MT Finance director Tomer Aboody agrees: “There’s still huge demand from buyers who are taking advantage of the low interest rate environment and stretching themselves to get their dream home.

“However, with interest rates expected to increase along with inflation, impacting disposal income and deposits saved by buyers, the market is likely to slow down this year as affordability gets tougher,” he says.

And Yopa chief analyst Mike Scott explains that activity may be lower because, “1.5 million homes were sold last year, which was only possible because the stock of homes for sale was run right down, and there simply aren’t enough homes on the market now for that level to be achieved again.

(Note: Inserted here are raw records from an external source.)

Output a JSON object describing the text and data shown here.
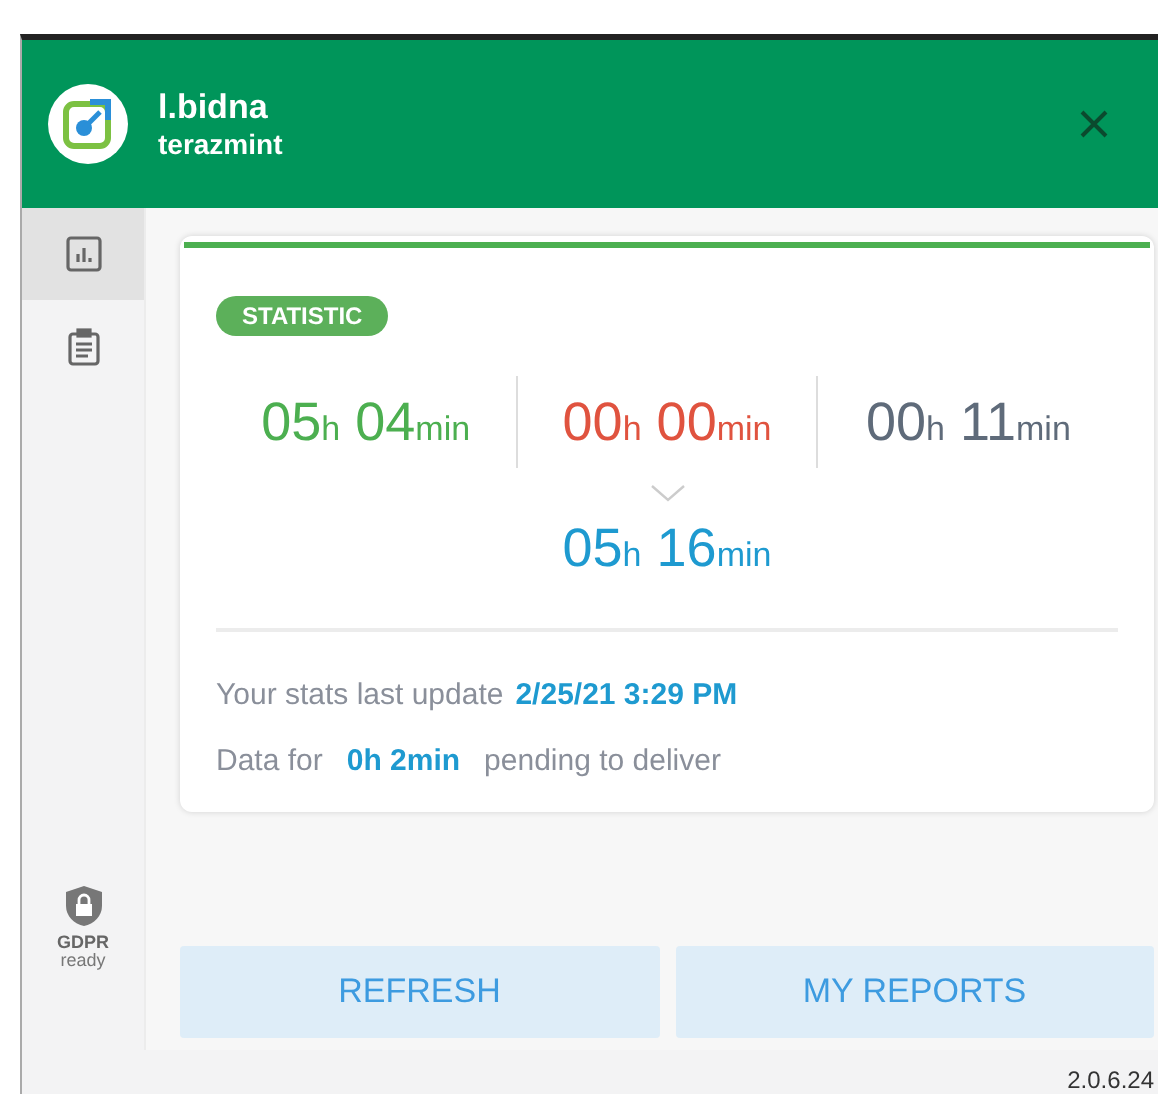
{
  "header": {
    "title": "l.bidna",
    "subtitle": "terazmint"
  },
  "sidebar": {
    "items": [
      {
        "kind": "stats",
        "selected": true
      },
      {
        "kind": "reports",
        "selected": false
      }
    ],
    "badge": {
      "title": "GDPR",
      "subtitle": "ready"
    }
  },
  "card": {
    "tag": "STATISTIC",
    "times": [
      {
        "hours": "05",
        "hours_unit": "h",
        "minutes": "04",
        "minutes_unit": "min",
        "color": "#4caf50"
      },
      {
        "hours": "00",
        "hours_unit": "h",
        "minutes": "00",
        "minutes_unit": "min",
        "color": "#e0533f"
      },
      {
        "hours": "00",
        "hours_unit": "h",
        "minutes": "11",
        "minutes_unit": "min",
        "color": "#5f6b7a"
      }
    ],
    "total": {
      "hours": "05",
      "hours_unit": "h",
      "minutes": "16",
      "minutes_unit": "min",
      "color": "#1e9ad0"
    },
    "last_update": {
      "label": "Your stats last update",
      "value": "2/25/21 3:29 PM"
    },
    "pending": {
      "label": "Data for",
      "value": "0h 2min",
      "suffix": "pending to deliver"
    }
  },
  "buttons": [
    "REFRESH",
    "MY REPORTS"
  ],
  "version": "2.0.6.24"
}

He continues: “We expect that the number of homes sold this year will be between 1 and 1.2 million, well below the number in 2022 and a little below the average level between 2014 and 2019.”

Meanwhile, Fine & Country managing director Nicky Stevenson says: “While monetary policy will tighten in 2022, this is unlikely to have a significant dampening effect on the housing market any time soon with most agents around the country still unable to find enough homes to meet demand.

“With supply of new builds expected to plateau as a result of material shortages and planning delays, secondhand stock has become more valuable than ever.

“It looks as though sellers are destined to remain in the driving seat for some time to come.”

And Glenhawk chief executive Guy Harrington comments: “Conventional wisdom would suggest that a combination of rampant inflation and rising interest rates, alongside a reversal of the pandemic induced urban-to-rural migration trend as buyers finally wake up to reality, will finally rein in frankly eye watering figures.”

He concludes: “The UK house price market has a repeated history of defying economic headwinds, however, so this is far from certain.”